Sarah sighed. “I knew you would be here, even before the funeral.” She glared at her cousin. “Don’t bother coming to the service. Everyone has had enough of your drama, and if you never bothered with Grandad alive, I don’t see why you should bother with him dead.”
“I wouldn’t like to upset anyone at a difficult time.” Rhys said. “Now, the scrapbook.”
“I knew you would want it as soon as Grandad died.” Sarah said. “You should really wait for the will to go through probate, but Grandad talked about it with me and mum, and we all thought you should have it straight away.” Sarah walked into the living room but came back into the hall before her cousin could follow her. “Here you are.”
Rhys took the bag from her and carefully pulled out the bulging scrapbook. The battered cardboard book was stuffed with cuttings and prints, overflowing and expanding, with strips dangling like tendrils from the faded covers. He slowly opened the book. “You know this is very precious to me. It contains a lot of memories.”

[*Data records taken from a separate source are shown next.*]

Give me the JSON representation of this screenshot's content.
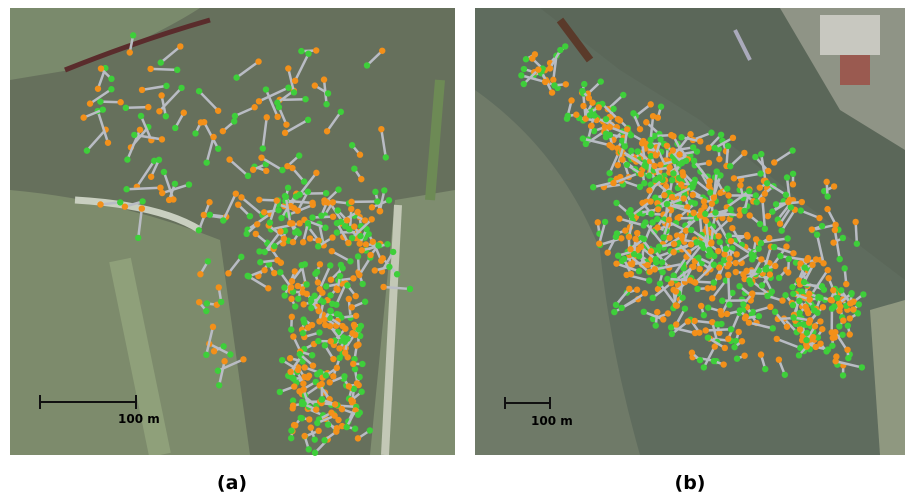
{
  "panels": [
    {
      "label": "(a)",
      "scale_label": "100 m"
    },
    {
      "label": "(b)",
      "scale_label": "100 m"
    }
  ]
}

“You were always very precise in your speech.” Sarah said. “Please, just go now. We are all mourning here.”
Rhys flicked through a few prints slipped between the pages and paused at a poem clipped long ago from a newspaper. “It appears to be all here.”
“Sign this.” Sarah said. She held out a formal letter on solicitor’s notepaper.
Rhys read through the letter slowly. “It says I have examined the scrapbook and accept it.” He shrugged. “Do you have a pen?”
Sarah picked a pen up from the hall table and handed it to him.
“There you are.” Rhys handed the paper back to her.
“Can I have the pen back as well, please.” Sarah held out her hand.
Rhys reluctantly handed back the pen. “I don’t suppose we will meet again.”
“I don’t think so.” Sarah said. She watched him turn and walk out of the house. As he reached the small gate, she called after him. “Just so you know, Grandad noticed that you had swapped the print in the scrapbook for the original. He swapped it back the week before he died. But at least he left you something.” And she closed the door firmly.